The man who invented the Planches de Deauville

90 years after their inauguration, these cabins that the greatest fashion photographers and our visitors photograph all day long, have become, along with the beach and its umbrellas, the best known and most identifiable decor of Deauville.

Charles Adda is the architect. He was born in 1873 in Algiers. He died in 1938 in Normandy at the age of 65. After having thought of a career in the navy, Charles Adda arrived in Paris at the age of 20. Gifted for drawing, he turned to architectural studies. At the Ecole des Beaux-arts de Paris he studied under Victor Laloux, the architect of the Orsay train station. Four years later, after graduating from the Ecole des Beaux-Arts de Paris in 1897, he opened his own office on rue Ampère (Paris 17th).

Born in Algiers, Charles Adda loved the sea. Born into a modest background, he was fascinated by the society that frequented Deauville. His decisive meeting with the Duke of Quincey led him to work for a clientele with illustrious names: Boni de Castellane, the Duke of Gramont, the Countess of Greffulhe, the art dealer Georges Bernheim, the dressmaker Jeanne Paquin, a regular visitor to Deauville,... for whom he built luxurious private hotels.

At the same time, from 1903 to 1914, Charles Adda built many apartment buildings, mostly in the west of Paris. The decorative references are traditional but the interior distribution of space is modern.

After the Great War, when the Roaring Twenties began, Charles Adda became in 1919 the official architect of the Société d'encouragement et des sociétés hippiques de Paris.
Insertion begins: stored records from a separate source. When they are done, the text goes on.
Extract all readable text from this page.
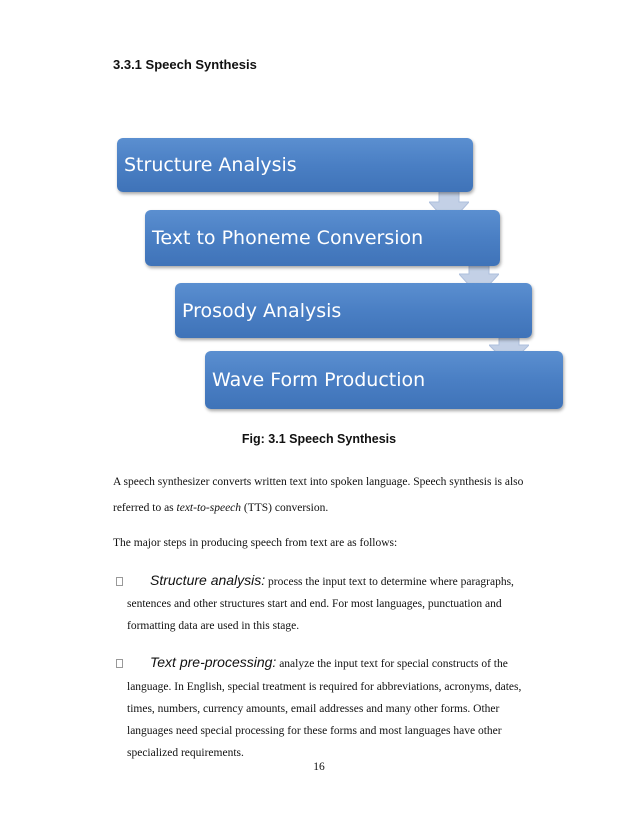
3.3.1 Speech Synthesis
Structure Analysis
Text to Phoneme Conversion
Prosody Analysis
Wave Form Production
Fig: 3.1 Speech Synthesis
A speech synthesizer converts written text into spoken language. Speech synthesis is also
referred to as text-to-speech (TTS) conversion.
The major steps in producing speech from text are as follows:
Structure analysis: process the input text to determine where paragraphs,
sentences and other structures start and end. For most languages, punctuation and
formatting data are used in this stage.
Text pre-processing: analyze the input text for special constructs of the
language. In English, special treatment is required for abbreviations, acronyms, dates,
times, numbers, currency amounts, email addresses and many other forms. Other
languages need special processing for these forms and most languages have other
specialized requirements.
16
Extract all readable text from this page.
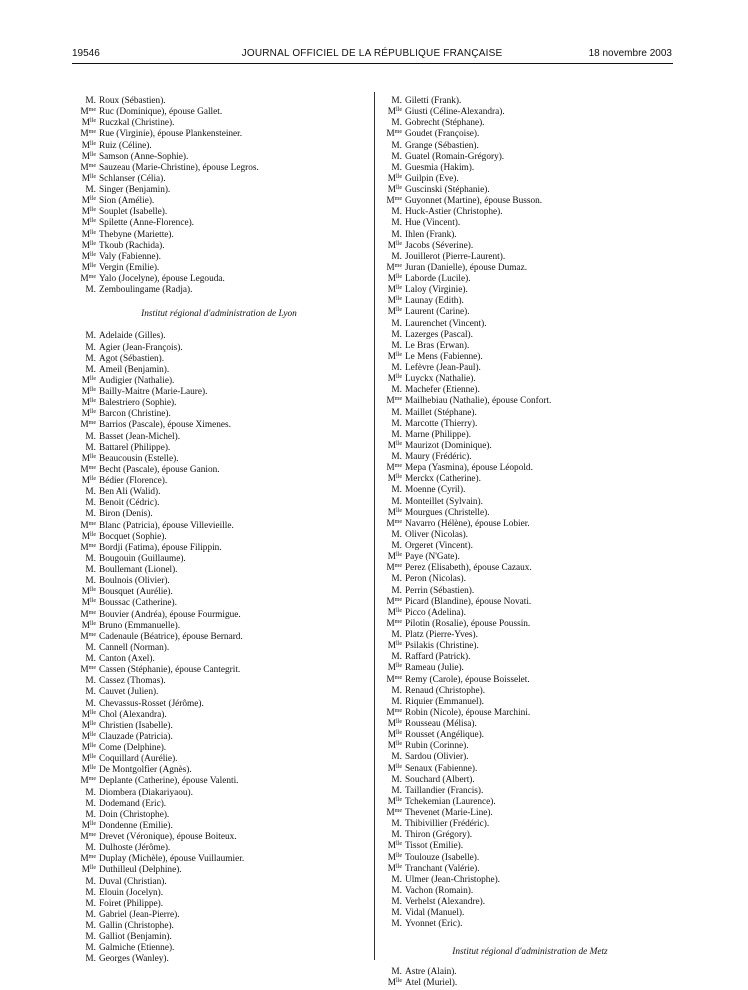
19546	JOURNAL OFFICIEL DE LA RÉPUBLIQUE FRANÇAISE	18 novembre 2003
M. Roux (Sébastien).
$M^{me}$ Ruc (Dominique), épouse Gallet.
$M^{lle}$ Ruczkal (Christine).
$M^{me}$ Rue (Virginie), épouse Plankensteiner.
$M^{lle}$ Ruiz (Céline).
$M^{lle}$ Samson (Anne-Sophie).
$M^{me}$ Sauzeau (Marie-Christine), épouse Legros.
$M^{lle}$ Schlanser (Célia).
M. Singer (Benjamin).
$M^{lle}$ Sion (Amélie).
$M^{lle}$ Souplet (Isabelle).
$M^{lle}$ Spilette (Anne-Florence).
$M^{lle}$ Thebyne (Mariette).
$M^{lle}$ Tkoub (Rachida).
$M^{lle}$ Valy (Fabienne).
$M^{lle}$ Vergin (Emilie).
$M^{me}$ Yalo (Jocelyne), épouse Legouda.
M. Zemboulingame (Radja).
Institut régional d'administration de Lyon
M. Adelaide (Gilles).
M. Agier (Jean-François).
M. Agot (Sébastien).
M. Ameil (Benjamin).
$M^{lle}$ Audigier (Nathalie).
$M^{lle}$ Bailly-Maitre (Marie-Laure).
$M^{lle}$ Balestriero (Sophie).
$M^{lle}$ Barcon (Christine).
$M^{me}$ Barrios (Pascale), épouse Ximenes.
M. Basset (Jean-Michel).
M. Battarel (Philippe).
$M^{lle}$ Beaucousin (Estelle).
$M^{me}$ Becht (Pascale), épouse Ganion.
$M^{lle}$ Bédier (Florence).
M. Ben Ali (Walid).
M. Benoit (Cédric).
M. Biron (Denis).
$M^{me}$ Blanc (Patricia), épouse Villevieille.
$M^{lle}$ Bocquet (Sophie).
$M^{me}$ Bordji (Fatima), épouse Filippin.
M. Bougouin (Guillaume).
M. Boullemant (Lionel).
M. Boulnois (Olivier).
$M^{lle}$ Bousquet (Aurélie).
$M^{lle}$ Boussac (Catherine).
$M^{me}$ Bouvier (Andréa), épouse Fourmigue.
$M^{lle}$ Bruno (Emmanuelle).
$M^{me}$ Cadenaule (Béatrice), épouse Bernard.
M. Cannell (Norman).
M. Canton (Axel).
$M^{me}$ Cassen (Stéphanie), épouse Cantegrit.
M. Cassez (Thomas).
M. Cauvet (Julien).
M. Chevassus-Rosset (Jérôme).
$M^{lle}$ Chol (Alexandra).
$M^{lle}$ Christien (Isabelle).
$M^{lle}$ Clauzade (Patricia).
$M^{lle}$ Come (Delphine).
$M^{lle}$ Coquillard (Aurélie).
$M^{lle}$ De Montgolfier (Agnès).
$M^{me}$ Deplante (Catherine), épouse Valenti.
M. Diombera (Diakariyaou).
M. Dodemand (Eric).
M. Doin (Christophe).
$M^{lle}$ Dondenne (Emilie).
$M^{me}$ Drevet (Véronique), épouse Boiteux.
M. Dulhoste (Jérôme).
$M^{me}$ Duplay (Michèle), épouse Vuillaumier.
$M^{lle}$ Duthilleul (Delphine).
M. Duval (Christian).
M. Elouin (Jocelyn).
M. Foiret (Philippe).
M. Gabriel (Jean-Pierre).
M. Gallin (Christophe).
M. Galliot (Benjamin).
M. Galmiche (Etienne).
M. Georges (Wanley).
M. Giletti (Frank).
$M^{lle}$ Giusti (Céline-Alexandra).
M. Gobrecht (Stéphane).
$M^{me}$ Goudet (Françoise).
M. Grange (Sébastien).
M. Guatel (Romain-Grégory).
M. Guesmia (Hakim).
$M^{lle}$ Guilpin (Eve).
$M^{lle}$ Guscinski (Stéphanie).
$M^{me}$ Guyonnet (Martine), épouse Busson.
M. Huck-Astier (Christophe).
M. Hue (Vincent).
M. Ihlen (Frank).
$M^{lle}$ Jacobs (Séverine).
M. Jouillerot (Pierre-Laurent).
$M^{me}$ Juran (Danielle), épouse Dumaz.
$M^{lle}$ Laborde (Lucile).
$M^{lle}$ Laloy (Virginie).
$M^{lle}$ Launay (Edith).
$M^{lle}$ Laurent (Carine).
M. Laurenchet (Vincent).
M. Lazerges (Pascal).
M. Le Bras (Erwan).
$M^{lle}$ Le Mens (Fabienne).
M. Lefèvre (Jean-Paul).
$M^{lle}$ Luyckx (Nathalie).
M. Machefer (Etienne).
$M^{me}$ Mailhebiau (Nathalie), épouse Confort.
M. Maillet (Stéphane).
M. Marcotte (Thierry).
M. Marne (Philippe).
$M^{lle}$ Maurizot (Dominique).
M. Maury (Frédéric).
$M^{me}$ Mepa (Yasmina), épouse Léopold.
$M^{lle}$ Merckx (Catherine).
M. Moenne (Cyril).
M. Monteillet (Sylvain).
$M^{lle}$ Mourgues (Christelle).
$M^{me}$ Navarro (Hélène), épouse Lobier.
M. Oliver (Nicolas).
M. Orgeret (Vincent).
$M^{lle}$ Paye (N'Gate).
$M^{me}$ Perez (Elisabeth), épouse Cazaux.
M. Peron (Nicolas).
M. Perrin (Sébastien).
$M^{me}$ Picard (Blandine), épouse Novati.
$M^{lle}$ Picco (Adelina).
$M^{me}$ Pilotin (Rosalie), épouse Poussin.
M. Platz (Pierre-Yves).
$M^{lle}$ Psilakis (Christine).
M. Raffard (Patrick).
$M^{lle}$ Rameau (Julie).
$M^{me}$ Remy (Carole), épouse Boisselet.
M. Renaud (Christophe).
M. Riquier (Emmanuel).
$M^{me}$ Robin (Nicole), épouse Marchini.
$M^{lle}$ Rousseau (Mélisa).
$M^{lle}$ Rousset (Angélique).
$M^{lle}$ Rubin (Corinne).
M. Sardou (Olivier).
$M^{lle}$ Senaux (Fabienne).
M. Souchard (Albert).
M. Taillandier (Francis).
$M^{lle}$ Tchekemian (Laurence).
$M^{me}$ Thevenet (Marie-Line).
M. Thibivillier (Frédéric).
M. Thiron (Grégory).
$M^{lle}$ Tissot (Emilie).
$M^{lle}$ Toulouze (Isabelle).
$M^{lle}$ Tranchant (Valérie).
M. Ulmer (Jean-Christophe).
M. Vachon (Romain).
M. Verhelst (Alexandre).
M. Vidal (Manuel).
M. Yvonnet (Eric).
Institut régional d'administration de Metz
M. Astre (Alain).
$M^{lle}$ Atel (Muriel).
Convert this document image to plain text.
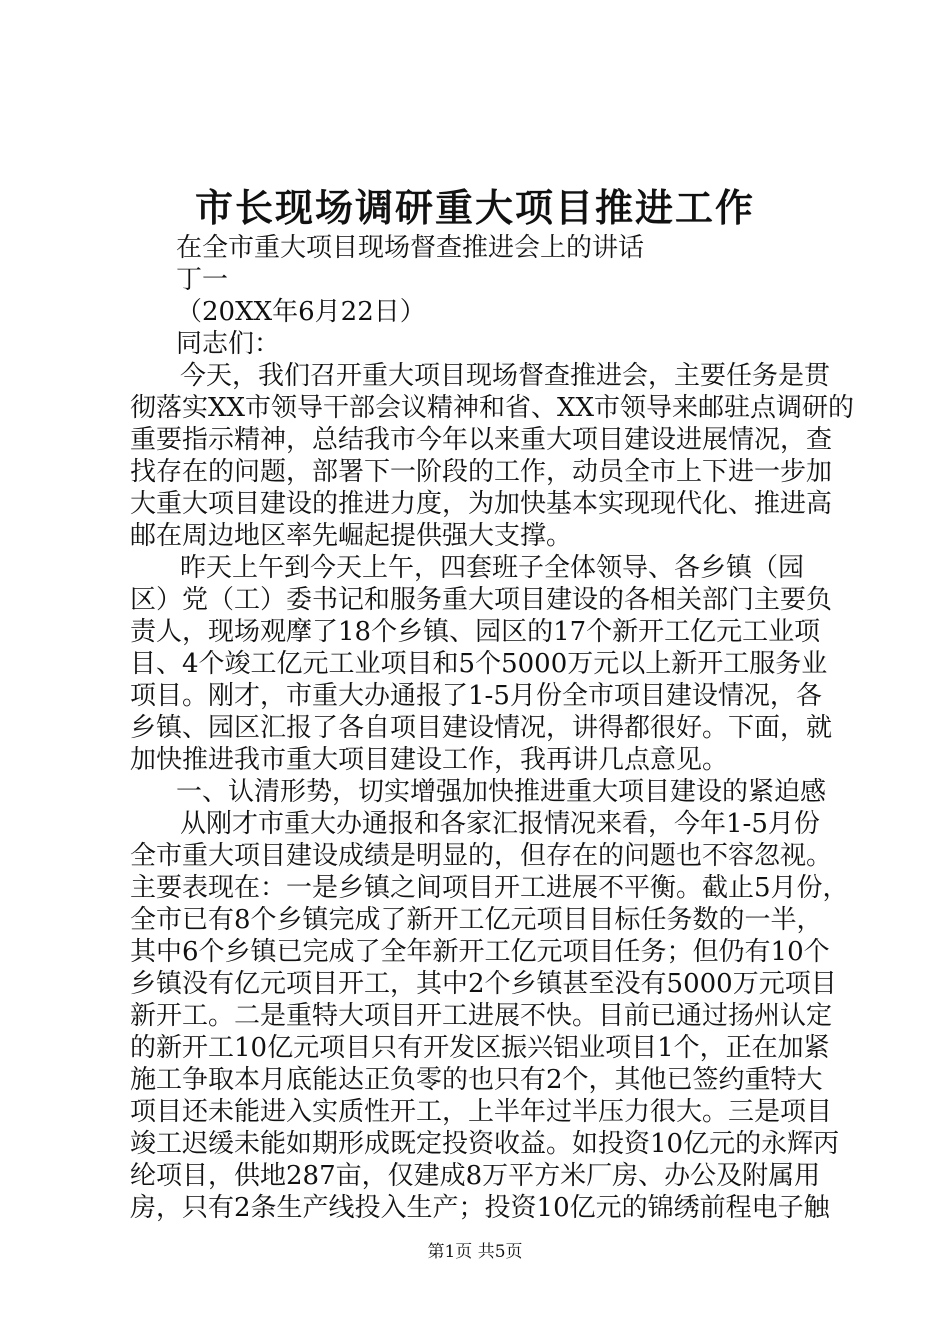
市长现场调研重大项目推进工作
在全市重大项目现场督查推进会上的讲话
丁一
（20XX年6月22日）
同志们：
今天，我们召开重大项目现场督查推进会，主要任务是贯
彻落实XX市领导干部会议精神和省、XX市领导来邮驻点调研的
重要指示精神，总结我市今年以来重大项目建设进展情况，查
找存在的问题，部署下一阶段的工作，动员全市上下进一步加
大重大项目建设的推进力度，为加快基本实现现代化、推进高
邮在周边地区率先崛起提供强大支撑。
昨天上午到今天上午，四套班子全体领导、各乡镇（园
区）党（工）委书记和服务重大项目建设的各相关部门主要负
责人，现场观摩了18个乡镇、园区的17个新开工亿元工业项
目、4个竣工亿元工业项目和5个5000万元以上新开工服务业
项目。刚才，市重大办通报了1-5月份全市项目建设情况，各
乡镇、园区汇报了各自项目建设情况，讲得都很好。下面，就
加快推进我市重大项目建设工作，我再讲几点意见。
一、认清形势，切实增强加快推进重大项目建设的紧迫感
从刚才市重大办通报和各家汇报情况来看，今年1-5月份
全市重大项目建设成绩是明显的，但存在的问题也不容忽视。
主要表现在：一是乡镇之间项目开工进展不平衡。截止5月份，
全市已有8个乡镇完成了新开工亿元项目目标任务数的一半，
其中6个乡镇已完成了全年新开工亿元项目任务；但仍有10个
乡镇没有亿元项目开工，其中2个乡镇甚至没有5000万元项目
新开工。二是重特大项目开工进展不快。目前已通过扬州认定
的新开工10亿元项目只有开发区振兴铝业项目1个，正在加紧
施工争取本月底能达正负零的也只有2个，其他已签约重特大
项目还未能进入实质性开工，上半年过半压力很大。三是项目
竣工迟缓未能如期形成既定投资收益。如投资10亿元的永辉丙
纶项目，供地287亩，仅建成8万平方米厂房、办公及附属用
房，只有2条生产线投入生产；投资10亿元的锦绣前程电子触
第1页 共5页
He designed the large reinforced concrete grandstand for the Longchamp racecourse, then the one in Chantilly and several other racecourses in the Paris region.

An architect who loves and understands the world of horses and racing could not but be endearing to Deauville.

It is precisely through Deauville that Charles Adda will be remembered for designing what remains his major work: the sea baths, nicknamed Les Bains pompéiens, a group of buildings constructed in two phases between 1922 and 1929.

In 1921, the municipality of Eugene Colas, launched a competition for the creation of bathing cabins, which mobilized and put fifteen architects in competition. Charles Adda won the competition.

His Pompeian baths project has seduced. By its architecture, of course, and by the range of services it offers: stores, a café bar, a hairdressing salon, steam baths, a laundry, and 250 cabins.

The whole construction of a single level, remains deliberately low, in order to free the horizon, from the terrace of the casino which faces the sea. 

Inside the bathing courtyard, these cabins all have running water (hot and cold water) and are divided into several categories: from the foot rinse... to the luxury bath.

They are grouped in islands that are delimited by a network of galleries with portals.

The whole is stripped, with pure forms of concrete, put in relief and especially in lights by the polychromy of superb mosaics, where dominates the blue.

For this project, Charles Adda carefully chose his providers: Marcel Bergue, ironworker, and especially Alphonse Gentil & Eugene Bourdet who made the mosaics.

This architectural ensemble was completed five years later, in 1929, with the construction of new cabins, stores and the famous Bar du Soleil.

The other great idea of Charles Adda, in addition to the set of cabins, which is based on the sea baths courtyard, is to have conceived, on the beach side, an alley of planks, 7 m wide and 643 meters long.

As soon as it was inaugurated, this avenue of planks, made of Azobe wood, became : Les Planches, the most famous promenade in Deauville.

By turning his back on the Anglo-Norman style and the regionalism that dominated the aesthetics of public buildings at the time, Charles Adda gave the sea baths and the Bar du Soleil a unique art deco style, tinged with orientalism, well in tune with the visual universe of the Roaring Twenties.